Spanish Speech Recognition Resources

The EUROM 1 Spanish Database was recorded in the framework of the European ESPRIT Project 6819 SAM-A.The Database was designed for Automatic Speech Recognition assessment purposes. Contains recordings from sixty speakers in a true anecoic room. Speakers were selected to obtain a good dialectal coverage. The database contains numbers, passages, sentences, CVCV and CVCV in carrier phrases. The sampling frequency is 20 KHz. 


Database contents

The Spanish EUROM.1 database consist of three corpora.1- Many Talker Corpus (60 speakers):
  • 100 numbers, each spoken once
  • 5 sentences, each spoken once
  • 3 passages.
2- Few Talker Corpus (10 speakers):
  • 100 Numbers, each spoken 5 times - 25 sentences
  • 15 passages
  • CVCV words, each spoken 5 times.
3- Very Few Talker Corpus (2 speakers):
  • 82 CVCV words embedded in 5 different carrier phrases, spoken once
  • 10 carrier phrase words, each spoken five times

Prompting test 

The EUROM.1 Prompting texts consist of three parts, Passages and Sentences, Numbers and CVCV words.
  • Passages and Sentences: The passages consist of 40 passages and the Sentences of 10 blocks of 5 sentences. A passage consist of 5 tasks related sentences whereas the sentences are designed to compensate the uneven diphone distribution of phonotypical transcriptions of the passages.The database includes the list of passages and sentences and their phonotypical transcription.One recording take consist of either a passage or a block of five sentences. Each passage was displayed as a single block and speakers tried to produce the block with natural intonation. The five sentences in each block were displayed individually.
  • Numbers: A list of 100 numbers were divided in five blocks of 20 numbers. Each block was recorded as a single take.
  • CVCV: A total of 82 CVCV words were recorded. The CVCV words were divided in 6 blocks. One take consist of one block with the CVCV words displayed one at a time. The CVCV were spoken by all the talkers in the Few talker group. Furthermore, the CVCV words were recorded embedded in carrier phrases. Each CVCV word was recorded in context in five carrier phases. The carrier words were 10 and were recorded as isolated words. CVCV words embedded in carrier phrases and context words were spoken by the Very Few talker group. A list of CVCV words, CVCV words in context, context words and their phonotypical transcription can be found in the database.

Speaker selection 

The database contains sixty subjects, males and females, selected from more than 100 subjects to ensure a wide dialectal variation. Included in th database a talker description file SPEAKERS.DBF. The following age versus sex distribution appeared.
20-30 11 11
30-40 11 11
40-50 7 4
50+ 3 2

Recording envirment 

The recordings were carried out in a true anecoic chamber of the Escuela Universitaria de Ingeniería técnica de Telecomunicación "La Salle" of the Ramon Llull University (RLU). Colleagues from RLU provided technical support in calibration test of the recording room.Prompting texts were displayed to talkers using a monitor sited in the anecoic room. This was the only noise source in the room.

Recording control 

Two operators, an engineer and a phonetician supervised the recordings in an annex room. At the beginning of the session, speakers were asked to read as many passages as necessary to calibrate the system, because only one passage was proven to be insufficient. Gain was adjusted so that the normal speak level of the speech reached a reference point, 6-12dB below peak.During recordings, a phonetician listened for any reading mistakes asking for re-takes. The talkers were urged to ask at any time for a break when needed.Microphone distance: 30cm from the lips, 15 degrees offaxis 90 degrees incident. No head positioner was used.5% of the material was checked immediately after the session.1KHz Calibration recording was made at the start of each session. Square wave and silence calibration was made every week.

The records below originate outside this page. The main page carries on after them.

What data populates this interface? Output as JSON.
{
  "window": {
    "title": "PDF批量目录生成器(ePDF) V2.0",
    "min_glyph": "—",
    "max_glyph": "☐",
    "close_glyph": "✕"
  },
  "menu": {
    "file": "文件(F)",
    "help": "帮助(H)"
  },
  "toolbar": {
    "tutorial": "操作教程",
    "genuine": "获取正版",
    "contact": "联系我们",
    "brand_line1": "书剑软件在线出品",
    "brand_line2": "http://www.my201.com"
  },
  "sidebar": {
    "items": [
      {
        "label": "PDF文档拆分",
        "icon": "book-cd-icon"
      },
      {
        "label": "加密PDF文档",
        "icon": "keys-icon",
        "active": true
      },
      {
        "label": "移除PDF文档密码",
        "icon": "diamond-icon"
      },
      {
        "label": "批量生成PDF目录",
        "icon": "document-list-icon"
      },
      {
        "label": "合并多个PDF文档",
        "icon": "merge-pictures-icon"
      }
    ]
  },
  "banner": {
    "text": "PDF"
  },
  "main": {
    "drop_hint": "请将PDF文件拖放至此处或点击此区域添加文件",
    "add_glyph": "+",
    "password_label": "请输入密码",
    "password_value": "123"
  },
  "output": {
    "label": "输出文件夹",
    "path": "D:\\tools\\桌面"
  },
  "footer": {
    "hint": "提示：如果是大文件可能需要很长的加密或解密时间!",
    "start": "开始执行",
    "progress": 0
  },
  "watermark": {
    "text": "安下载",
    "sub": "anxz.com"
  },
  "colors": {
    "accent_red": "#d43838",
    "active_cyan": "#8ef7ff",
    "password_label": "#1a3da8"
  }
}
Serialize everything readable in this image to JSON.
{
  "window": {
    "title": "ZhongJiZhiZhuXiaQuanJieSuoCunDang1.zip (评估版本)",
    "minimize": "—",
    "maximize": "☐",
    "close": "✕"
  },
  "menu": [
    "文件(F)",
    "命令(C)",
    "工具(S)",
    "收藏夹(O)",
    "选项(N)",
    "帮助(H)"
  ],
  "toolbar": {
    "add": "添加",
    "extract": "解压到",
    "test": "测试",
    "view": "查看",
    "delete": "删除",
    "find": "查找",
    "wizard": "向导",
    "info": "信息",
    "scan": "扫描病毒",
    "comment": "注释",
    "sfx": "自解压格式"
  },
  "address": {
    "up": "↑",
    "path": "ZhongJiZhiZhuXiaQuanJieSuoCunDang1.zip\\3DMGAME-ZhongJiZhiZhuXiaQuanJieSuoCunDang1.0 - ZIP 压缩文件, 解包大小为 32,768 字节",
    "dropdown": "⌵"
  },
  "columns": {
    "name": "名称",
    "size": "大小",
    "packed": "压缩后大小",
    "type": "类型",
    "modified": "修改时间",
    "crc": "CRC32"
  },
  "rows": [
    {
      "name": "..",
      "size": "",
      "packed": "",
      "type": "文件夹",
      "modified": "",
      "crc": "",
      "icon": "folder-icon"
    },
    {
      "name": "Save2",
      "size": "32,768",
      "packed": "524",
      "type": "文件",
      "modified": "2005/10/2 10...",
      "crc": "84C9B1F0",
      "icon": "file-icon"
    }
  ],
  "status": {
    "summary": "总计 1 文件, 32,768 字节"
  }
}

Recording Mode and Prompting Style 

The recordings contain no speaking errors.
  • Recording Mode 1: A take was recorded in one complete segment, the sampling and transfer process was started at the beginning of the take, all the acoustic signal was recorded and the sampling and transfer process was only stopped at the end of the take.
  • Prompting Style 1: ABORT TAKE and re-record. The subject was instructed that if he/she made a speaking error the prompting and recording systems were stopped by an escape mechanism. This situation was indicated to the subject and the prompting system was started to re-record that take.
  • Mixed Timing Strategy: The timing of the prompt was controlled by a logical combination of a predetermined interval and the endpoint of an utterance. The display of each new prompt was triggered by whichever was later of the predetermined interval or the endpoint.
  • Manual Timing: Used only for passages.
The relevant parameters selected for Mixed Timing were as follows:
Extinction level: -40 dB (level the signal must cross down to be considered as silence)
End Signal Silence: 500 ms (duration of silence that determine the end of recordings)


This database is commercially available.